Given a singly linked list, group all odd nodes together followed by the even nodes. Please note here we are talking about the node number and not the value in the nodes.
Example 1: Input:1->2->3->4->5->NULLOutput:1->3->5->2->4->NULL
Discussion:
This is a fairly straightforward linked list problem. The key thing to keep in mind is that each node object is pointing to another node (if not empty). Therefore this will involve keeping track of nodes while we relink the linked list.
In terms of steps, we keep several pointers and one counter. The counter lets us know whether it’s even or odd number that we’re currently at. We maintain two lists, one for odd and one for even. As we traverse our original list, we assign the nodes to each list. At the end we join both lists together, resulting in a linked list with the odd items first followed by the even items, in original sorted order.

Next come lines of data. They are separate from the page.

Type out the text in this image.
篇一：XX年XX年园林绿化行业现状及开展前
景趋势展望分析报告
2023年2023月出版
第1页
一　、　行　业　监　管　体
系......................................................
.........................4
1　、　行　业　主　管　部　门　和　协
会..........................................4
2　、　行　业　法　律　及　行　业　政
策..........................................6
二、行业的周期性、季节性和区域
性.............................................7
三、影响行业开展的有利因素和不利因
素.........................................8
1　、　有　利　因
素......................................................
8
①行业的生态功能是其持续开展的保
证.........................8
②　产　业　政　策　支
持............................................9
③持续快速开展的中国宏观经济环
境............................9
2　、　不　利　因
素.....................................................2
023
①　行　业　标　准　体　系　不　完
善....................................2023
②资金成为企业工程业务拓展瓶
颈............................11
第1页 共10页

The edge cases are when there is no list passed in, and when there’s only one node in the list passed in. The first is likely more for leetcode handling rather than in real life situations. The second is because we set up an odd list and an even list, but we can’t set that up if there’s only one node.
Steps:
- keep track of
- traversal
- odd nodes tail
- even node tail
- loop through until end (null node) reached
- increment counter and move forward
- add to either odd list or even list
- join both together at end
var oddEvenList = function(head) {
if (head===null) { //no list
return null;
}
if (head.next===null) { //one node
return head;
}
let odd=head;
let even=head.next;
let evenHead=even;
let cur=even;
let count=0;
while (cur.next) {
//console.log(count,cur);
count++;
cur=cur.next;
if (count%2===0) { //even
even.next=cur;
even=even.next;
}
else { //odd
odd.next=cur;
odd=odd.next;
}
}
odd.next=evenHead;
even.next=null;
return head;
};